Por certo, uma sociedade evoluída não precisaria de Estado. Não necessitaria do monopólio da força e da violência. Crer-se-ia possível o respeito à multidiversidade, prevaleceria a razão e os conflitos seriam decididos pela força persuasiva da argumentação.

Lamentavelmente, ainda necessitamos de Estado. Mas de um Estado funcional e eficiente. Provido de quadros técnicos recrutados pelo mérito e não por favoritismo. Para desgraça deste sofrido Brasil, o Estado só cresce, em todas as suas exteriorizações. Administração direta deficiente, carência de infraestrutura material e pessoal. O resultado é a multiplicação de índices sofríveis em praticamente tudo aquilo que interessa.

Ou como se pode acreditar num Brasil com a sua educação estatal, a saúde pública, o saneamento básico, a infraestrutura, a moradia, a segurança pública, a tutela da natureza?

Bastaram alguns meses de pandemia para se alcançar o ápice dos índices negativos, na acumulação de perdas que não são de hoje, mas que recrudesceram de forma evidente. Milhões de invisíveis, de excluídos, de despossuídos, de informais, de semi-cidadãos e de desvalidos se acrescentam ao crescente número dos desempregados, dos subempregados e dos desesperançados.

Entretanto, prometeu-se tanta coisa ao povo! Onde está a privatização, de desoneraria o Erário e permitiria reverter a fuga de capitais que assola o País? Onde foi parar a redução do número das entidades federativas que não têm receita e que, portanto, deveriam voltar à condição anterior ao status obtido mediante obtenção de índices que não persistiram?

Onde está a conectividade para todos os lares brasileiros, a começar de todas as escolas, obrigação das concessionárias nunca efetivamente cumprida, menos ainda cobrada?

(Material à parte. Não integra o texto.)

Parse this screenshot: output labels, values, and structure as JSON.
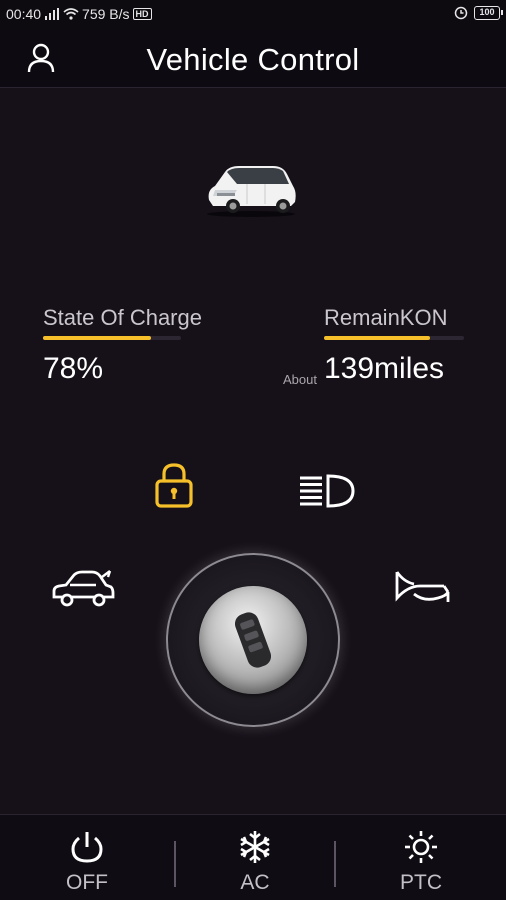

Sabe-se que a implementação do 5G não poderá fugir daquilo que já existe em termos de 3G e 4G recusar equipamento que já funciona a contento e que facilitará a adaptação por motivos ideológicos não é apenas ignorância. É um crime de lesa-pátria. Os cientistas sabem do que falam. Não há como transigir quanto à adoção de um sistema que ajudará o Brasil a recuperar o tempo jogado fora e que talvez permita uma progressão per saltum.

O marco do saneamento básico foi um tento, palmas para o Parlamento, que reassume a sua posição de Poder predominante, pois é a caixa de ressonância das aspirações populares. Num Estado de direito, ao Executivo incumbe aplicar a lei sem controvérsia e ao Judiciário aplicar a lei quando houver conflito. Mas quem dá as regras é o Legislativo.

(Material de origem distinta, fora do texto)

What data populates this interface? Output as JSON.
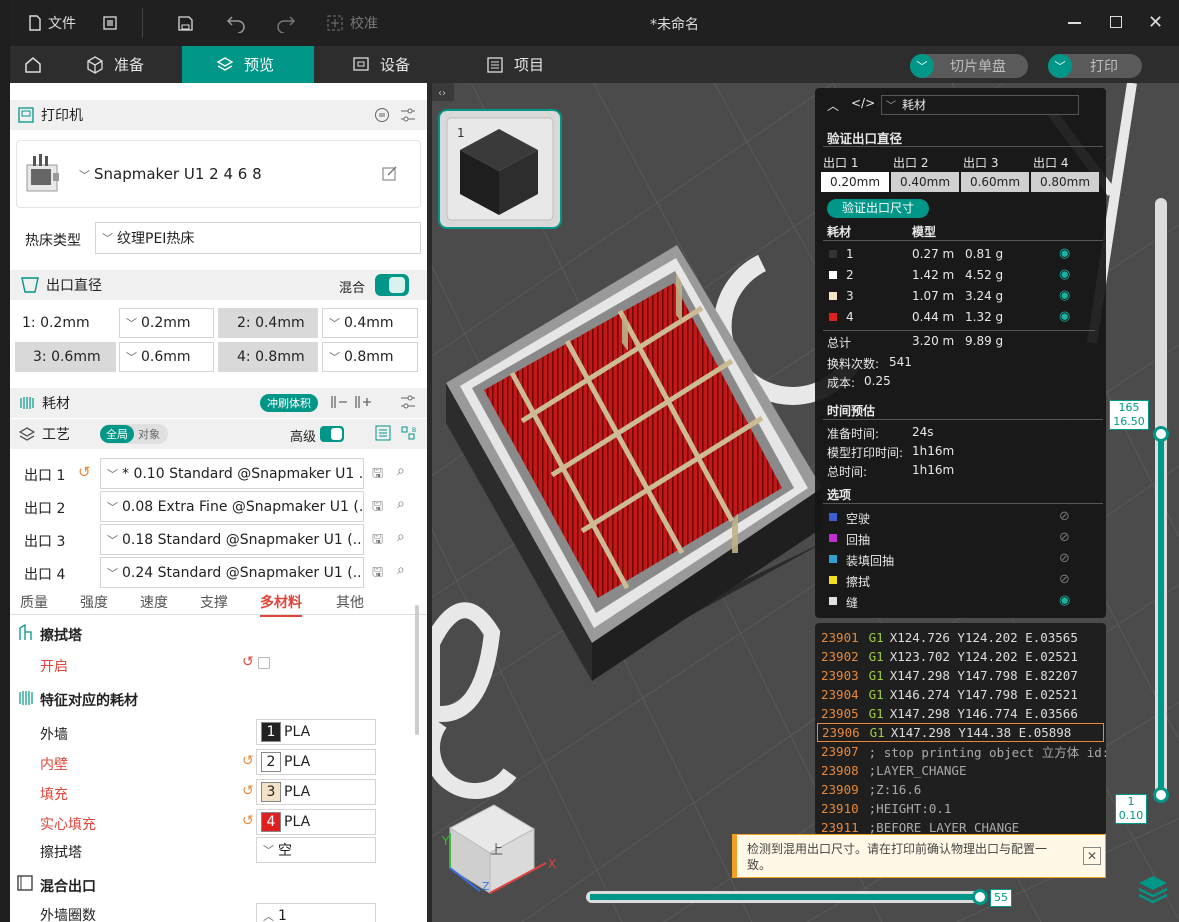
{
  "titlebar": {
    "file_label": "文件",
    "calibrate_label": "校准",
    "doc_title": "*未命名"
  },
  "nav": {
    "tabs": [
      {
        "label": "准备"
      },
      {
        "label": "预览"
      },
      {
        "label": "设备"
      },
      {
        "label": "项目"
      }
    ],
    "slice_label": "切片单盘",
    "print_label": "打印"
  },
  "printer": {
    "section": "打印机",
    "name": "Snapmaker U1 2 4 6 8",
    "bed_label": "热床类型",
    "bed_value": "纹理PEI热床"
  },
  "nozzle": {
    "section": "出口直径",
    "mix_label": "混合",
    "items": [
      {
        "label": "1: 0.2mm",
        "value": "0.2mm"
      },
      {
        "label": "2: 0.4mm",
        "value": "0.4mm"
      },
      {
        "label": "3: 0.6mm",
        "value": "0.6mm"
      },
      {
        "label": "4: 0.8mm",
        "value": "0.8mm"
      }
    ]
  },
  "filament": {
    "section": "耗材",
    "flush_label": "冲刷体积"
  },
  "process": {
    "section": "工艺",
    "global_label": "全局",
    "object_label": "对象",
    "advanced_label": "高级",
    "outputs": [
      {
        "label": "出口 1",
        "value": "* 0.10 Standard @Snapmaker U1 ..."
      },
      {
        "label": "出口 2",
        "value": "0.08 Extra Fine @Snapmaker U1 (..."
      },
      {
        "label": "出口 3",
        "value": "0.18 Standard @Snapmaker U1 (..."
      },
      {
        "label": "出口 4",
        "value": "0.24 Standard @Snapmaker U1 (..."
      }
    ],
    "tabs": [
      "质量",
      "强度",
      "速度",
      "支撑",
      "多材料",
      "其他"
    ],
    "wipe_tower_section": "擦拭塔",
    "enable_label": "开启",
    "feature_section": "特征对应的耗材",
    "features": [
      {
        "label": "外墙",
        "num": "1",
        "mat": "PLA"
      },
      {
        "label": "内壁",
        "num": "2",
        "mat": "PLA"
      },
      {
        "label": "填充",
        "num": "3",
        "mat": "PLA"
      },
      {
        "label": "实心填充",
        "num": "4",
        "mat": "PLA"
      }
    ],
    "wipe_tower_label": "擦拭塔",
    "wipe_tower_value": "空",
    "mixed_section": "混合出口",
    "outer_wall_label": "外墙圈数",
    "outer_wall_value": "1"
  },
  "stats": {
    "dropdown": "耗材",
    "verify_title": "验证出口直径",
    "outlets": [
      {
        "label": "出口 1",
        "value": "0.20mm"
      },
      {
        "label": "出口 2",
        "value": "0.40mm"
      },
      {
        "label": "出口 3",
        "value": "0.60mm"
      },
      {
        "label": "出口 4",
        "value": "0.80mm"
      }
    ],
    "verify_btn": "验证出口尺寸",
    "col_filament": "耗材",
    "col_model": "模型",
    "rows": [
      {
        "id": "1",
        "len": "0.27 m",
        "weight": "0.81 g",
        "color": "#333333"
      },
      {
        "id": "2",
        "len": "1.42 m",
        "weight": "4.52 g",
        "color": "#ffffff"
      },
      {
        "id": "3",
        "len": "1.07 m",
        "weight": "3.24 g",
        "color": "#f3e2c7"
      },
      {
        "id": "4",
        "len": "0.44 m",
        "weight": "1.32 g",
        "color": "#e02020"
      }
    ],
    "total_label": "总计",
    "total_len": "3.20 m",
    "total_weight": "9.89 g",
    "swap_label": "换料次数:",
    "swap_value": "541",
    "cost_label": "成本:",
    "cost_value": "0.25",
    "time_title": "时间预估",
    "prep_label": "准备时间:",
    "prep_value": "24s",
    "model_time_label": "模型打印时间:",
    "model_time_value": "1h16m",
    "total_time_label": "总时间:",
    "total_time_value": "1h16m",
    "options_title": "选项",
    "options": [
      {
        "label": "空驶",
        "color": "#3a5fd0"
      },
      {
        "label": "回抽",
        "color": "#c030d0"
      },
      {
        "label": "装填回抽",
        "color": "#30a0d0"
      },
      {
        "label": "擦拭",
        "color": "#f0e020"
      },
      {
        "label": "缝",
        "color": "#e0e0e0"
      }
    ]
  },
  "gcode": [
    {
      "n": "23901",
      "cmd": "G1",
      "args": "X124.726 Y124.202 E.03565"
    },
    {
      "n": "23902",
      "cmd": "G1",
      "args": "X123.702 Y124.202 E.02521"
    },
    {
      "n": "23903",
      "cmd": "G1",
      "args": "X147.298 Y147.798 E.82207"
    },
    {
      "n": "23904",
      "cmd": "G1",
      "args": "X146.274 Y147.798 E.02521"
    },
    {
      "n": "23905",
      "cmd": "G1",
      "args": "X147.298 Y146.774 E.03566"
    },
    {
      "n": "23906",
      "cmd": "G1",
      "args": "X147.298 Y144.38 E.05898"
    },
    {
      "n": "23907",
      "cmd": "",
      "args": "; stop printing object 立方体 id:0 copy 0"
    },
    {
      "n": "23908",
      "cmd": "",
      "args": ";LAYER_CHANGE"
    },
    {
      "n": "23909",
      "cmd": "",
      "args": ";Z:16.6"
    },
    {
      "n": "23910",
      "cmd": "",
      "args": ";HEIGHT:0.1"
    },
    {
      "n": "23911",
      "cmd": "",
      "args": ";BEFORE_LAYER_CHANGE"
    }
  ],
  "slider": {
    "top_layer": "165",
    "top_height": "16.50",
    "bottom_layer": "1",
    "bottom_height": "0.10",
    "horiz_value": "55"
  },
  "notice": "检测到混用出口尺寸。请在打印前确认物理出口与配置一致。",
  "thumb_index": "1",
  "cube_top_label": "上"
}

Agora é preciso ação. O Brasil é pródigo numa prolífica produção normativa. Pouco pragmático. Tanto que aqui existem “leis que pegam e leis que não pegam”.

Não faltam normas. Cumprir os preceitos constitucionais já seria milagre redentor de tantas âncoras que puxam o país para as profundezas, quando comparado com outros suscetíveis de alguma analogia.

Um Estado atento saberia que o investimento estrangeiro é imprescindível. E ele não vem porque o Brasil tornou-se pária na destruição da natureza e ao perfilhar ideologias isolacionistas, superadas e anacrônicas. Não é impossível reaparelhar as estruturas de defesa ambiental, coibir o desmatamento, prender os eco-criminosos, impedir a invasão de terras públicas ou indígenas. Essa a mensagem que o mundo espera, não discursos, retórica e permissividade para o processo de extermínio da biodiversidade.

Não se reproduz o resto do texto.